Alternate egd socket

Werner Koch wk at gnupg.org
Thu Feb 10 18:05:59 CET 2000


On Thu, 10 Feb 2000, Dave Dykstra wrote:

> Also, EGD can eat up a lot of memory, especially if multiple people are
> running it.  At least GnuPG offers the "rndunix" alternative to EGD (on

EGD should be run as system service to replace the missing /dev/random
(okay not a real replace but in the case of GnuPG it is a replace because
/dev/random is used only as a seed to the internal PRNG).  IMO it does
not make sense to run it for each user - quite bad for system load.

> I don't understand why EGD or lots of new entropy is needed to choose
> session keys.  Nonfree-ssh and PGP got away without and I haven't heard

Well nobody complained, and it doesn't make the random numbers worser
;-).  This is an area which could be improved.  

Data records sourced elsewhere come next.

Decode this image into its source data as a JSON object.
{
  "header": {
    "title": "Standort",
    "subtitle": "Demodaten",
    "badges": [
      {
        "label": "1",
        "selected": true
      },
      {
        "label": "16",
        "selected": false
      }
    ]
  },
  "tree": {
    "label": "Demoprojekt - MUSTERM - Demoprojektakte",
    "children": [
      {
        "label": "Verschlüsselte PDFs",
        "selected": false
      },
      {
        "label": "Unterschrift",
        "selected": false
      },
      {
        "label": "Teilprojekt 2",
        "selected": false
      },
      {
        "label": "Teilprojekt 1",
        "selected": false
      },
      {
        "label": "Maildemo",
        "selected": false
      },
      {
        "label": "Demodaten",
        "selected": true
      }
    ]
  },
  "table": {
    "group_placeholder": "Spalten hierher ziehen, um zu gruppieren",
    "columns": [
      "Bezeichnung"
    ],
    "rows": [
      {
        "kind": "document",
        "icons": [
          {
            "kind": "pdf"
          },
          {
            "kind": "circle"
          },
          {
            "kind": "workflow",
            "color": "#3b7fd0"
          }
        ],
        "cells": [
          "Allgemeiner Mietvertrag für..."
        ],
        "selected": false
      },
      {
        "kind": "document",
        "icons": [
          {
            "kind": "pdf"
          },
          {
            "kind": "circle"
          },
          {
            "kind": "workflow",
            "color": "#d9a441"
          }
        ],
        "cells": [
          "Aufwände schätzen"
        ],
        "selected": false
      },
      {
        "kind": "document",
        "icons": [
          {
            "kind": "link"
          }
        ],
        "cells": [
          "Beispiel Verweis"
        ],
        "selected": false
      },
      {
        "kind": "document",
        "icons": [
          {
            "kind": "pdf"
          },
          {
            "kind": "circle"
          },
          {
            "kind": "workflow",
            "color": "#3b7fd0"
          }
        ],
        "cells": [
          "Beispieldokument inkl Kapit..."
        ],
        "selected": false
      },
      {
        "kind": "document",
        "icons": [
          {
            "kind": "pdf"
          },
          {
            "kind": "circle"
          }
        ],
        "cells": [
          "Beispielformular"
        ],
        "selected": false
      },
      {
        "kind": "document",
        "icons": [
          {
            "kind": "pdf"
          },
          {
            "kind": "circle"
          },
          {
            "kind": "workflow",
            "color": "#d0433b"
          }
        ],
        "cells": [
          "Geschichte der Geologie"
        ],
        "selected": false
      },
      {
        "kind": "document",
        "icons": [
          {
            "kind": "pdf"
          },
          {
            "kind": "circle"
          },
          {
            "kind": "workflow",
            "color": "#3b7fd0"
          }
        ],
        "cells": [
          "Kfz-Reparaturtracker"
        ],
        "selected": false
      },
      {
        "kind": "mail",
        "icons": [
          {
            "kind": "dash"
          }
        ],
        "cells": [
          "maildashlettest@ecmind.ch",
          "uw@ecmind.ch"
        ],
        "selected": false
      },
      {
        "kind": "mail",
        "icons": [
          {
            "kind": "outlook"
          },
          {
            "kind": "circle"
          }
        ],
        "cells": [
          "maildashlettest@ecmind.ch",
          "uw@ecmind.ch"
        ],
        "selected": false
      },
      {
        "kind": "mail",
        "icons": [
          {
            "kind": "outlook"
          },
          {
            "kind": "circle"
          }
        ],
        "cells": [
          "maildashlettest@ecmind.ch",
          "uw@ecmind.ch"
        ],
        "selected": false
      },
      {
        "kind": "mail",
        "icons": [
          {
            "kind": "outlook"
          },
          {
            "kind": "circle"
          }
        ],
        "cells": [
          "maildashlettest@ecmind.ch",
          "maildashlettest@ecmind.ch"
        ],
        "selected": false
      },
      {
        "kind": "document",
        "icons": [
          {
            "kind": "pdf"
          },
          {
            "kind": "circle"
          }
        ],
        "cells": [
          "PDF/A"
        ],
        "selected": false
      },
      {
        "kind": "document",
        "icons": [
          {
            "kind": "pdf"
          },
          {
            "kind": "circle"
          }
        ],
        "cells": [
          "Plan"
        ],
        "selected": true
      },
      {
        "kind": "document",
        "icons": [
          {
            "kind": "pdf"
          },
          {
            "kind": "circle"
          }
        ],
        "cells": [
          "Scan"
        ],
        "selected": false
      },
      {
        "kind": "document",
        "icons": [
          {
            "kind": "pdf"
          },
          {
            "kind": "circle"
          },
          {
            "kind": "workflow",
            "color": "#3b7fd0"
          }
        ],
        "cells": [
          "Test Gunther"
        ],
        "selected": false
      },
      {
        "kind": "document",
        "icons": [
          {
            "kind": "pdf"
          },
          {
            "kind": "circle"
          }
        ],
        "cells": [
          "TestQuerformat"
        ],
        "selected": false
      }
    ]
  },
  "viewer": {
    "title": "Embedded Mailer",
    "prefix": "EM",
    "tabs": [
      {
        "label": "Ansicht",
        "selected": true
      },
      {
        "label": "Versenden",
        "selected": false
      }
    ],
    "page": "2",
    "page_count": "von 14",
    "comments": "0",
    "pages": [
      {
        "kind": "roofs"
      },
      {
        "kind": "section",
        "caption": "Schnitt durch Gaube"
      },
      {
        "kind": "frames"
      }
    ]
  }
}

Today, I thing that lower grade entropy seeded from the last random
buffer state should be sufficient for most tasks.  Seeding the
internal RNG with a higer quality entropy can indeed be done only for
key generation.

> of entropy and then they save what they found in a seed file, and only do

This is like /dev/random is operated - it loads it's intrnal entropy
buffer on system startup with the saved one from the last shutdown.
I guess GnuPG should do this too.  The saved entropy can't make the
random bad but helps in cases where we don't wnat to extract too many
bytes from /dev/random or EGD.

> potential problem with this if somebody were to seize a PC, because they
> could possibly be able to figure out previously selected session keys from
> that seed, but I don't know if that's possible; presumably if a one way
> hashing function is used they wouldn't be able to figure out a previous

Right, it should not be possible to get a clue of the internal RNG
state from any RNG output.  This is done by using a copy of the
RNG pool and mixing it up for each data request from the RNG.  This is
what rfc1750 recommends.

> state.  Besides, I do not care at all about the risk of somebody seizing my
> computer.  If this is the reason for not keeping the random seed file,
> perhaps there can at least be an option to keep the seed file so choosing
> of random session keys can be faster for those of us who don't worry about

IMHO, is someone is able to access the random seed file, he will also
be able to access the secret keyring ... well, and then he loads it
down starts a dictionary attack and in kost cases he will be able to
get the passphrase.  Why the trouble and messing with random numbers
to get _one_ message decoded when you are abe to get the secret key.
[Yes, I know, you all use these very long unguessable passphrases ;)]

Let's see whether I can implement it for the next release.